KedaiPena.com – Kembali menggeliatnya perekonomian Indonesia ternyata membuat limbah busa di Sungai Cileungsi, Bojong Kulur, Gunung Putri kembali terlihat. Hal ini, tentunya menjadi pertanyaan, apakah pelaku usaha tak memiliki pengolahan limbah yang memiliki kualitas baik, sehingga kembali menimbulkan pencemaran di air sungai.
Ahli Toksikologi Departeman MSP, IPB University, Prof Etty Riani menyampaikan bahwa perusahaan memang diwajibkan untuk memiliki instalasi pengolah air limbah tapi biaya untuk melakukan pengolahan limbah membutuhkan biaya yang tidak kecil, sehingga masih ada perusahaan nakal yang membuang limbahnya langsung ke sungai tanpa pengolahan terlebih dahulu.
“Seharusnya, semakin kesini semakin baik. Tapi perlu diingat, kalau pengolahan limbah itu membutuhkan biaya yang tidak sedikit. Apalagi kalau limbahnya adalah limbah surfaktan atau limbah detergent, yang belum umum. Yang sudah umum dilakukan pengolahan limbah domestik atau limbah organik mudah urai, seperti sisa makanan,” kata Prof Etty saat dihubungi, Jumat (12/8/2022).
Ia menyatakan pengolahan limbah detergent memang mahal dan jarang dipergunakan oleh pelaku usaha.
“Harganya itu bisa mencapai setengah biaya produksi. Sehingga pelaku industri enggan untuk melakukannya. Kalaupun dilakukan pengolahan, hanya menggunakan fasilitas pengolahan limbah organik biasa. Sehingga surfaktan relatif tidak dapat diolah dengan baik,” ujarnya.
Jika dimisalkan itu adalah limbah berbentuk buih atau yang lebih umum disebut masyarakat sebagai busa detergent, maka perlu diteliti terlebih dahulu terkait kandungannya.
“Bisa saja ada surfaktan. Atau kalau misalnya limbahnya itu berasal dari detergent, sebutlah industri laundry, maka limbah buih itu akan mengandung surfaktan, builder, bleaching dan additives,” ujarnya lagi.
Ia menyebutkan biasanya kandungannya adalah LAS (Linear alkyl sulfonat) dan ABS (Alkyl Benzene Sulfonat).
“Penggunaan ABS selama ini sudah dilarang.
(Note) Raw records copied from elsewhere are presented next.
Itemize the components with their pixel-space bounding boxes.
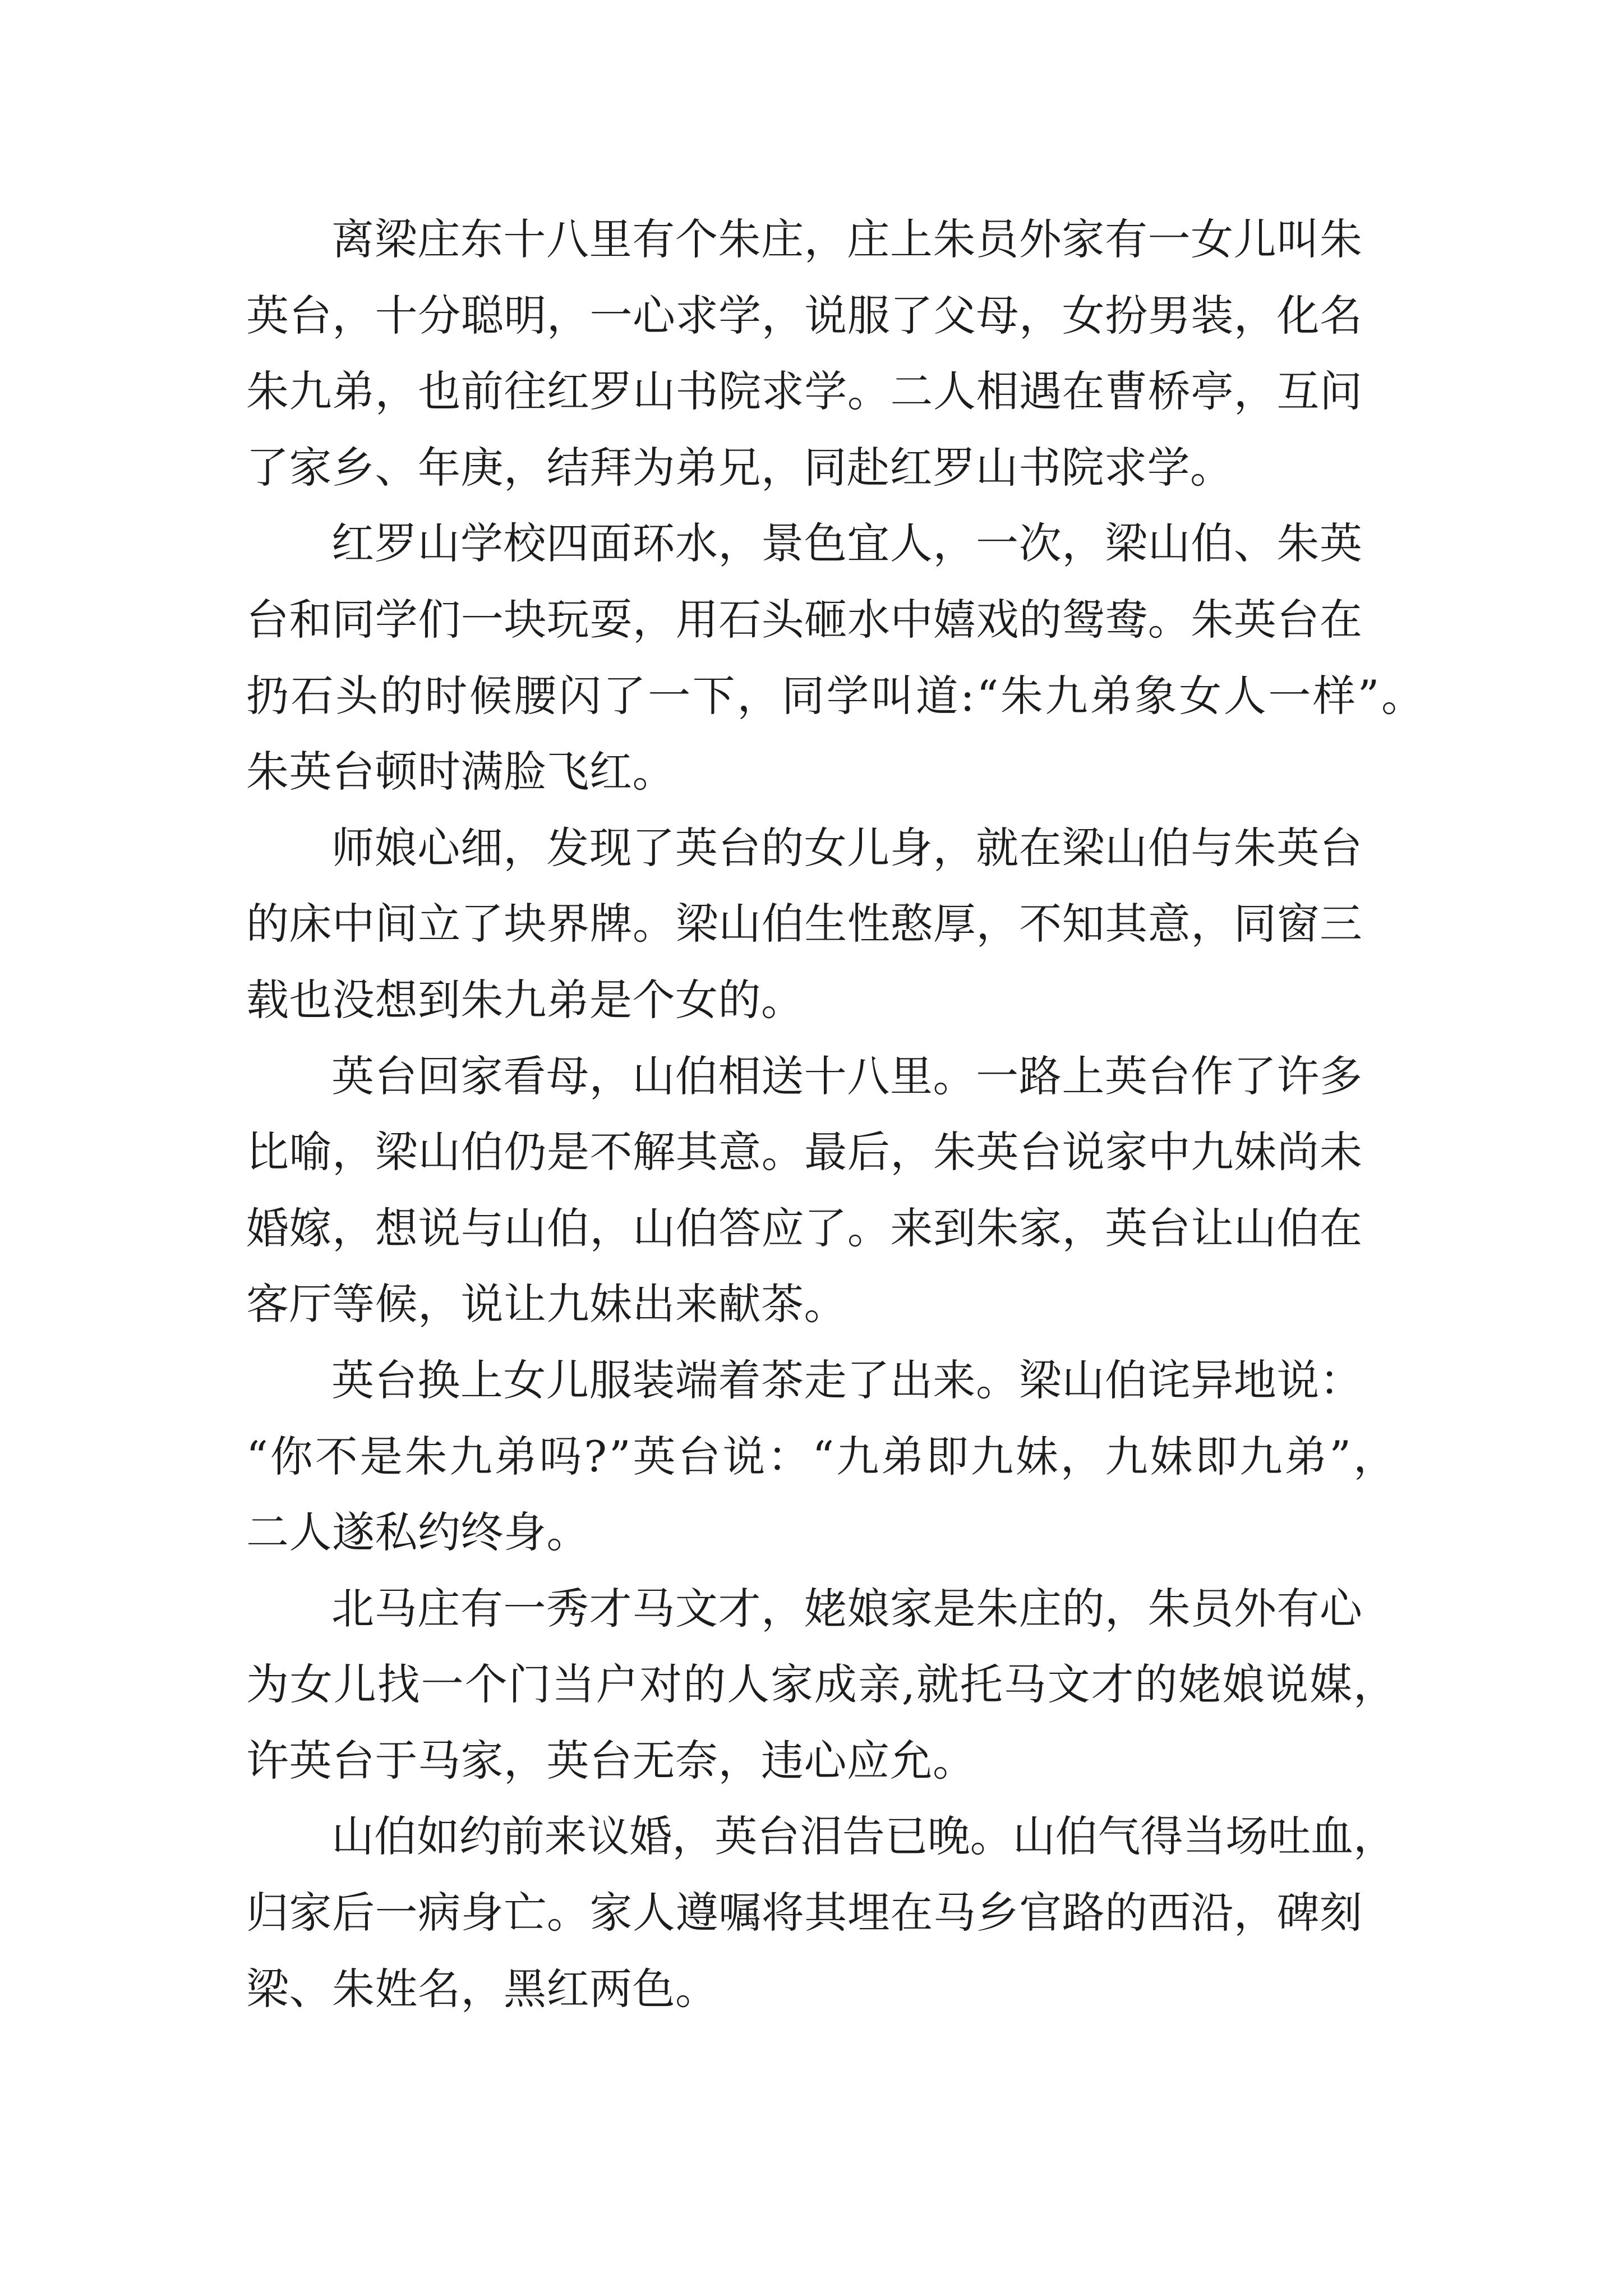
text-line: 朱九弟，也前往红罗山书院求学。二人相遇在曹桥亭，互问 [246,366,1363,417]
text-line: 了家乡、年庚，结拜为弟兄，同赴红罗山书院求学。 [246,442,1233,493]
text-line: 扔石头的时候腰闪了一下，同学叫道:“朱九弟象女人一样”。 [246,670,1426,721]
paragraph [246,1038,1441,1342]
text-line: 师娘心细，发现了英台的女儿身，就在梁山伯与朱英台 [331,822,1363,873]
text-line: 离梁庄东十八里有个朱庄，庄上朱员外家有一女儿叫朱 [331,214,1363,264]
text-line: 台和同学们一块玩耍，用石头砸水中嬉戏的鸳鸯。朱英台在 [246,594,1363,645]
text-line: 归家后一病身亡。家人遵嘱将其埋在马乡官路的西沿，碑刻 [246,1888,1363,1938]
text-line: 英台，十分聪明，一心求学，说服了父母，女扮男装，化名 [246,290,1363,341]
text-line: 载也没想到朱九弟是个女的。 [246,974,804,1025]
text-line: 山伯如约前来议婚，英台泪告已晚。山伯气得当场吐血， [331,1811,1396,1862]
text-line: 二人遂私约终身。 [246,1507,589,1558]
paragraph [246,201,1441,505]
text-line: 比喻，梁山伯仍是不解其意。最后，朱英台说家中九妹尚未 [246,1127,1363,1177]
text-line: 英台回家看母，山伯相送十八里。一路上英台作了许多 [331,1051,1363,1101]
text-line: 红罗山学校四面环水，景色宜人，一次，梁山伯、朱英 [331,518,1363,569]
paragraph [246,505,1441,809]
text-line: 的床中间立了块界牌。梁山伯生性憨厚，不知其意，同窗三 [246,899,1363,949]
text-line: 婚嫁，想说与山伯，山伯答应了。来到朱家，英台让山伯在 [246,1203,1363,1253]
text-line: 英台换上女儿服装端着茶走了出来。梁山伯诧异地说： [331,1355,1363,1405]
text-line: 许英台于马家，英台无奈，违心应允。 [246,1735,976,1786]
paragraph [246,810,1441,1038]
document-body [246,201,1441,2027]
text-line: 梁、朱姓名，黑红两色。 [246,1963,718,2014]
text-line: 客厅等候，说让九妹出来献茶。 [246,1279,847,1329]
paragraph [246,1571,1441,1799]
text-line: “你不是朱九弟吗?”英台说：“九弟即九妹，九妹即九弟”， [246,1431,1398,1481]
text-line: 为女儿找一个门当户对的人家成亲,就托马文才的姥娘说媒， [246,1659,1397,1710]
text-line: 朱英台顿时满脸飞红。 [246,747,675,797]
paragraph [246,1342,1441,1571]
paragraph [246,1798,1441,2027]
text-line: 北马庄有一秀才马文才，姥娘家是朱庄的，朱员外有心 [331,1583,1363,1634]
Tapi saya tidak yakin jika memang senyawa tersebut tidak dipergunakan lagi atau sudah hilang di Indonesia. Karena harga ABS ini lebih murah, sehingga lebih umum dipergunakan,” kata Prof. Etty.
Ia menjelaskan pelarangan penggunaan ABS ini adalah karena sifatnya yang sulit terurai, bersifat akumulatif dan bisa menyebabkan kanker.
“ABS ini tidak bisa dihilangkan hanya dengan pengolahan air yang biasa. Jadi kalau dijadikan bahan baku air minum, ada potensi akan terakumulasi di tubuh manusia. Sedikit emang, tapi lama-lama jadi bukit,” pungkasnya.